By Yannick Pasquet ,AFP
BERLIN — Berlin’s world-class theater scene, known for its audacity and innovation, is facing a tempestuous season as the cash-strapped German capital debates how much high culture it can bankroll. The surprise announcement that the veteran artistic director of east Berlin’s legendary Volksbuehne (People’s Stage), Frank Castorf, would be bowing out in 2017 after a quarter century at the helm sent a jolt through the once-divided city. Berlin authorities, who heavily subsidize the avant-garde theater and Castorf’s daring, politically charged productions, declined to keep the strong-willed iconoclast much beyond the end of his current contract in 2016. Talks are underway to find a director of the theater, which was founded in 1914 to entertain the city’s working class. The name that keeps surfacing is Chris Dercon, the current director of London’s Tate Modern, an option not popular with everyone in Berlin’s sometimes fractious artistic community. The debate has exposed serious tensions between the headstrong leaders of the city’s cultural institutions and the coalition government of new mayor Michael Mueller, in office since December.
It is no accident that the Volksbuehne has become the lightning rod in the dispute.
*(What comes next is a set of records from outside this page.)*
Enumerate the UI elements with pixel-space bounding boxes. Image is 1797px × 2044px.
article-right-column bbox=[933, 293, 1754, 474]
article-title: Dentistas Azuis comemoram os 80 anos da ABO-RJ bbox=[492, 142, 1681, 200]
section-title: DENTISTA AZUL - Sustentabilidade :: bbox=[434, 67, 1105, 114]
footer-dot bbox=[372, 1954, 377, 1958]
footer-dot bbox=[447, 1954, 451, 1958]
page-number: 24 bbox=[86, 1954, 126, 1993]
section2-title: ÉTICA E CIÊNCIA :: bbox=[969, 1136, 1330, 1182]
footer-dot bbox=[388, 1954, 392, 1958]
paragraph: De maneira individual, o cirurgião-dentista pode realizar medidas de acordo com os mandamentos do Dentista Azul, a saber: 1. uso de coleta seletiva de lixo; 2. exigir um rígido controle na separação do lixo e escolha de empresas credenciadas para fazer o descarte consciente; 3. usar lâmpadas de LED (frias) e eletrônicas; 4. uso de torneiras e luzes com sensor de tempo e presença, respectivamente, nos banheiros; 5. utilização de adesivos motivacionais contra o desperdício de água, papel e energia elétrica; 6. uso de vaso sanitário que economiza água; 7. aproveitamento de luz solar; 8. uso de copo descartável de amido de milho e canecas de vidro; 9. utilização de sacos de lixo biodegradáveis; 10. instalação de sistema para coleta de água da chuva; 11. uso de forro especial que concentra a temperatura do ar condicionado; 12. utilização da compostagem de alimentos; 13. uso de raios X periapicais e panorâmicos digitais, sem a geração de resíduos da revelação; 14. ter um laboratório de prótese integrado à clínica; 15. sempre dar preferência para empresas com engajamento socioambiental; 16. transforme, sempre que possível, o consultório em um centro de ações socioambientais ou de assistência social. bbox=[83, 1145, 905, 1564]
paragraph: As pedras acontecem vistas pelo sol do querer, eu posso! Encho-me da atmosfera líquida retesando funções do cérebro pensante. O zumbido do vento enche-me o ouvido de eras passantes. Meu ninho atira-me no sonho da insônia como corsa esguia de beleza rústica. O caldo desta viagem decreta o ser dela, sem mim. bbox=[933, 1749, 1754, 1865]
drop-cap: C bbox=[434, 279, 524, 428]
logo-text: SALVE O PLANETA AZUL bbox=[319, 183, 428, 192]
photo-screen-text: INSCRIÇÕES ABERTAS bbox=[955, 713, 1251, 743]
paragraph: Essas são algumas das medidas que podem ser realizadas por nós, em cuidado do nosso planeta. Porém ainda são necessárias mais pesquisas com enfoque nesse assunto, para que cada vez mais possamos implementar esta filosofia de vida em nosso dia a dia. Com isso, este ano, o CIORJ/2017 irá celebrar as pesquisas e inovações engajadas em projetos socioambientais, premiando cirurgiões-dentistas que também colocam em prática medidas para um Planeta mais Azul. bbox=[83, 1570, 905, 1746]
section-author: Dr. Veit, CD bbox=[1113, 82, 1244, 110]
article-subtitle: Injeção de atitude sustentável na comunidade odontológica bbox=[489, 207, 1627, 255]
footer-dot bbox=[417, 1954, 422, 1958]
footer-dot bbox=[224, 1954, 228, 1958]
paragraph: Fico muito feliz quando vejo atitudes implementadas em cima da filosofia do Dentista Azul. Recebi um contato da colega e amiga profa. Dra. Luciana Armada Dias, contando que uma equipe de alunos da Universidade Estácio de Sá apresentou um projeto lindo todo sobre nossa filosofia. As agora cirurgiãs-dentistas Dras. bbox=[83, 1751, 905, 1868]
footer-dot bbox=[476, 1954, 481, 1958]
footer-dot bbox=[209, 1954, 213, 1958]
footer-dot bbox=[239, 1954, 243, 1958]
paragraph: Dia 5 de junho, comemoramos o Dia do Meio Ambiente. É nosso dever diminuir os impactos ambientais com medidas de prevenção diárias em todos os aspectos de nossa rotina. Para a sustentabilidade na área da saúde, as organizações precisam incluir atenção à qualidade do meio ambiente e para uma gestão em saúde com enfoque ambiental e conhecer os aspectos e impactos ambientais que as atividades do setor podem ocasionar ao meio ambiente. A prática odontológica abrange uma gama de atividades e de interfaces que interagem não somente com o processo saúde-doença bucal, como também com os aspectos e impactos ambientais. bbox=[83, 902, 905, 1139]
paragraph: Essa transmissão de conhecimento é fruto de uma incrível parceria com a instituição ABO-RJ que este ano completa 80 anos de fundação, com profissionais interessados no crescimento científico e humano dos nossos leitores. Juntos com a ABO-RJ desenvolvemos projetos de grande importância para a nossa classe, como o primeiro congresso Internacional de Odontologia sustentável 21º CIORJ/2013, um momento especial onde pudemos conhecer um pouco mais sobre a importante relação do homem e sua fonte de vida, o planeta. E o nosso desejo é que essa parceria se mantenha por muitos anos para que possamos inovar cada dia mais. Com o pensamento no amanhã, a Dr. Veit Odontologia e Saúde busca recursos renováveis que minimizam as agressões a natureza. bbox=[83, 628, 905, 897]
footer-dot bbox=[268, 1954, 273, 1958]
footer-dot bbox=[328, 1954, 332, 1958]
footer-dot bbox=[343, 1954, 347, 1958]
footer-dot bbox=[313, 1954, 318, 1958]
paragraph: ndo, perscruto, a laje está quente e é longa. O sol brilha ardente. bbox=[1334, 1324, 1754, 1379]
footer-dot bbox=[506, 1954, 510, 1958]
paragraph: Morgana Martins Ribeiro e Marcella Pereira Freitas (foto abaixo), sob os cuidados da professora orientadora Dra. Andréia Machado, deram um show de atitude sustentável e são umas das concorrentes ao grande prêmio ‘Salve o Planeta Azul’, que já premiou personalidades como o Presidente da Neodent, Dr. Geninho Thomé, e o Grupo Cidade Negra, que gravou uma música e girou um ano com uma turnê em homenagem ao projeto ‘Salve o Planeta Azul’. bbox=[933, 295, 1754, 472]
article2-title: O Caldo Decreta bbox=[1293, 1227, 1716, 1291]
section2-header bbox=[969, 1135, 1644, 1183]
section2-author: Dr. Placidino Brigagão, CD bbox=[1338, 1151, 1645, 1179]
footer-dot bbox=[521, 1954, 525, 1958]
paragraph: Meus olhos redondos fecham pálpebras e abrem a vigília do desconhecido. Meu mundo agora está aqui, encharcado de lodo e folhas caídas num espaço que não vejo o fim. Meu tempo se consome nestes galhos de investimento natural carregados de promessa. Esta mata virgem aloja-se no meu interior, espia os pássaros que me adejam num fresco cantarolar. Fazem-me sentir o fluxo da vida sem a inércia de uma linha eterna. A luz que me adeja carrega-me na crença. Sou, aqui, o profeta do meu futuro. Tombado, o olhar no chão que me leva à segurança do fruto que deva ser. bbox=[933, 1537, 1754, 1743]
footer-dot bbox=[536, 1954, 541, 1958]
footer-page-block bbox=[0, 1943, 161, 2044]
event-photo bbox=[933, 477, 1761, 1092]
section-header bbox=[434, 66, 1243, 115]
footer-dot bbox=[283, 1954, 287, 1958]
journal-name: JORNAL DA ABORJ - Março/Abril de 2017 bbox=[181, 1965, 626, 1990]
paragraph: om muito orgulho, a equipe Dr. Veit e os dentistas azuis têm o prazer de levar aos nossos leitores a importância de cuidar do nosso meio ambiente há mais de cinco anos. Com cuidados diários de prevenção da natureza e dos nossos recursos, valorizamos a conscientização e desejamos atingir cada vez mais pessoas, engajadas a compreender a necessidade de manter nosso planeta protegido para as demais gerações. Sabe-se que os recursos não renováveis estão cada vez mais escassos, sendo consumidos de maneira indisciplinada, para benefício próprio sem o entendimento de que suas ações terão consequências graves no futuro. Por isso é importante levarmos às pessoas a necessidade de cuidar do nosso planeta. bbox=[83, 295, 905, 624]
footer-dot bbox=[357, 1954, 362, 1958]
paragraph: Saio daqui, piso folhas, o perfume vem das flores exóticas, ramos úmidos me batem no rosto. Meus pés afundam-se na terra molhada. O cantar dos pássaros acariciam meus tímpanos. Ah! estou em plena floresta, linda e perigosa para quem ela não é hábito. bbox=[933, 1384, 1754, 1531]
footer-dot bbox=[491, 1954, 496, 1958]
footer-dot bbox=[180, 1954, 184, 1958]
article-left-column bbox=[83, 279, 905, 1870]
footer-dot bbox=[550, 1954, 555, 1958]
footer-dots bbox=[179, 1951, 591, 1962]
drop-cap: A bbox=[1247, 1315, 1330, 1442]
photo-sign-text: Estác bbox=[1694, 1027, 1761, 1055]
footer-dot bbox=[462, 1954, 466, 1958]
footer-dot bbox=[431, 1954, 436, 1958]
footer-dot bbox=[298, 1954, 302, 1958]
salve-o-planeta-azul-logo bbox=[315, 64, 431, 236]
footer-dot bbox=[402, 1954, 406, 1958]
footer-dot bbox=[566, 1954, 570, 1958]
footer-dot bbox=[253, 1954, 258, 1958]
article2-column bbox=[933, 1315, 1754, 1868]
Rebuilt after World War II in an imposing Stalinist style using remnants of Hitler’s destroyed chancellery, the Volksbuehne prides itself on caustic commentary on political and capitalist hypocrisy.
Critics wonder whether the Belgium-born director of a London art museum can bring the radical sensibility and awareness of Berlin’s tumultuous history that is woven into the fabric of the theater. Castorf, 63, was a prominent artist in communist East Germany before taking the reins of the Volksbuehne in 1992, three years after the fall of the Berlin Wall. His stagings are often bold, controversial and lengthy, and during his nearly 25 years at the Volksbuehne, it has become one of Europe’s leading theaters.